F.A.Q. Verhaltensregeln (Code of Conduct) i. S. d. Art. 40 DS-GVO
Was sind "Verhaltensregeln"?
Die Datenschutz-Grundverordnung (DS-GVO) bietet mit den sog. Verhaltensregeln (oft auch "Code of Conduct" CoC genannt) nach Art. 40 DS-GVO ein Instrument der Selbstregulierung. Branchenverbände und andere Vereinigungen, die von dieser Möglichkeit Gebrauch machen, können damit die z.T. abstrakten Vorgaben der DS-GVO für ihren Geschäftsbereich konkretisieren.
Warum sollte man Verhaltensregeln nutzen?
Verhaltensregeln konkretisieren bereichsspezifisch (z. B. für die ambulante oder stationäre Versorgung) die abstrakten Vorgaben. Anerkannte branchenspezifische Standards müssen von den Datenschutz-Aufsichtsbehörden beachtet werden.
Verhaltensregeln können u.a. dazu dienen, verschiedene Nachweispflichten der DS-GVO zu erfüllen bzw. zu erleichtern. In Anbetracht der hohen Bußgelder der DS-GVO bei fehlendem Nachweis kann dies eine deutliche Erleichterung darstellen.
Wer darf Verhaltensregeln erstellen?
Gemäß Art. 40 Abs. 2 DS-GVO dürfen "Verbände und andere Vereinigungen, die Kategorien von Verantwortlichen oder Auftragsverarbeitern vertreten" Verhaltensregeln ausarbeiten.

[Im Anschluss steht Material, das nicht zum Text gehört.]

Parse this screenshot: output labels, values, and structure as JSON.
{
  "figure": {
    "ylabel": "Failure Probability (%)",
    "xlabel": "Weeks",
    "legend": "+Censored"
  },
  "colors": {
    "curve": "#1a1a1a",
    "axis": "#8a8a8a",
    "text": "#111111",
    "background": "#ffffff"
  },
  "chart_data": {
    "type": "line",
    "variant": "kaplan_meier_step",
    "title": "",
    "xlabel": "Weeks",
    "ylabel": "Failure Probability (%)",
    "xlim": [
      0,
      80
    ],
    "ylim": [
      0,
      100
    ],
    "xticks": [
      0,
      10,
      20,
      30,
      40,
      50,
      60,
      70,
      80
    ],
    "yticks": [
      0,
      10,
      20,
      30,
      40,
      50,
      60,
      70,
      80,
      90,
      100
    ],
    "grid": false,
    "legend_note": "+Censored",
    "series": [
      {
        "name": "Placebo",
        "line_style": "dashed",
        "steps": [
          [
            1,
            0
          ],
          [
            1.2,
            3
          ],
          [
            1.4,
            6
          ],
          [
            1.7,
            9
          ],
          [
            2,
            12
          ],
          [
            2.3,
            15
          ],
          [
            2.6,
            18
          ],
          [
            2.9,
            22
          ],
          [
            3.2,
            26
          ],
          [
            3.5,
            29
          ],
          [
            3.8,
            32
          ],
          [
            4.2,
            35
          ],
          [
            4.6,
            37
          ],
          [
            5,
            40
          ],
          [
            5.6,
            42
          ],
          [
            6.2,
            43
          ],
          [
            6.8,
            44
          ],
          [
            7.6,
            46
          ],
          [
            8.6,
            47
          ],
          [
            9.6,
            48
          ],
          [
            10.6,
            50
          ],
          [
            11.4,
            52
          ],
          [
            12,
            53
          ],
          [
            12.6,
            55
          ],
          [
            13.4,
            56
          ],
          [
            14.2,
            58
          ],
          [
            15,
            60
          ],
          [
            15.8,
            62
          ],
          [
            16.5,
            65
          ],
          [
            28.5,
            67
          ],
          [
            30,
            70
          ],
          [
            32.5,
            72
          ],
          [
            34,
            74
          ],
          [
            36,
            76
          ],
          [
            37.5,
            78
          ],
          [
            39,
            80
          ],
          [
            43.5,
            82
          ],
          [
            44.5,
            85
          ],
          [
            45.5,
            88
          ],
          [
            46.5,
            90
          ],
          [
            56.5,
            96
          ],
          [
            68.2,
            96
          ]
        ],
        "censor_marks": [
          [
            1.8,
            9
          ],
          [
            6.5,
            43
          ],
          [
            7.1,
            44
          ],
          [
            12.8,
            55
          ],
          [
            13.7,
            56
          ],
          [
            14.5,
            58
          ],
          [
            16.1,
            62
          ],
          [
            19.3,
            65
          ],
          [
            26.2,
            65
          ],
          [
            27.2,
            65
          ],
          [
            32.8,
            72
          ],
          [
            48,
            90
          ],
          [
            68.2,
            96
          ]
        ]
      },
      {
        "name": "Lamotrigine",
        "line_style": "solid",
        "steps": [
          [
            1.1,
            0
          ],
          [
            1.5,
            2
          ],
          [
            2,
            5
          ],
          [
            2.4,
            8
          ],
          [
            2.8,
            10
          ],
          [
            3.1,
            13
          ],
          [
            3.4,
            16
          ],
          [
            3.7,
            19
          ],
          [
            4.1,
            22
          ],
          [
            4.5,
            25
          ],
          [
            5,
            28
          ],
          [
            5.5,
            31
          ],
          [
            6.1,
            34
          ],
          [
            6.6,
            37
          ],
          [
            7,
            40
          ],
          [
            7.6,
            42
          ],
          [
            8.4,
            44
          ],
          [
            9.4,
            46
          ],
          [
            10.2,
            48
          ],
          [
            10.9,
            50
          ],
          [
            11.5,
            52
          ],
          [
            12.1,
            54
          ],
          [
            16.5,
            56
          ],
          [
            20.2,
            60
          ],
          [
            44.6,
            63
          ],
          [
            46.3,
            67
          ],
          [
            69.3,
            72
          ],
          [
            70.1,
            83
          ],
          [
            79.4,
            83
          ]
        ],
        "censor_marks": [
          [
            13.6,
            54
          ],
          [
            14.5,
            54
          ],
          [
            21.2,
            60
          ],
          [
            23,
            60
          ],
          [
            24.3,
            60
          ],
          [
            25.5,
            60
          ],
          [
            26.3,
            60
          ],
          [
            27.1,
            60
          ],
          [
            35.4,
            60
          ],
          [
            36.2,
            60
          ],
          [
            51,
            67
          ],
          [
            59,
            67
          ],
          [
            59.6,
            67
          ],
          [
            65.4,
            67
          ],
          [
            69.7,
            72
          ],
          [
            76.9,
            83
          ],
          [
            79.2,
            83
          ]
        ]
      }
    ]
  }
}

Berechtigt sind insbesondere auch Verbände, wie die Industrie- und Handels- oder Handwerkskammern sowie Gewerkschaften oder Arbeitgeberverbände.
Was ist der Inhalt von Verhaltensregeln?
Der Inhalt von Verhaltensregeln ist durch die DS-GVO nicht abschließend vorgegeben. Art. 40 Abs. 2 DS-GVO nennt lediglich Beispiele, in welchen Bereichen Verhaltensregeln die Anforderungen der Datenschutz-Grundverordnung präzisieren können, wie z. B.
Erhebung personenbezogener Daten
Umgang mit Betroffenenrechten
Sicherheit der Verarbeitung
Übermittlung in Drittstaaten
Welche Möglichkeiten zum Einsatz von Verhaltensregeln gibt es?
Bei eigener Datenverarbeitung (z. B. Personaldaten) sowie als Auftraggeber im Rahmen einer Auftragsverarbeitung
Nachweis der Erfüllung seiner Pflichten (hinsichtlich Auswahl Auftragsverarbeiter) gemäß Art. 24 Abs. 3 DS-GVO
Nachweis bzgl. sorgfältiger Auswahl Auftragsverarbeiter (Art. 28 Abs. 5 i. V. m. Art. 28 Abs. 1)
Nachweis bzgl. Sicherheit der Verarbeitung (Art. 32 Abs. 3 DS-GVO)
Verhaltensregeln erleichtert die Datenschutz-Folgenabschätzung und wirken ggf. verringernd auf das Risiko für den Betroffenen ein (Art. 35 Abs. 8)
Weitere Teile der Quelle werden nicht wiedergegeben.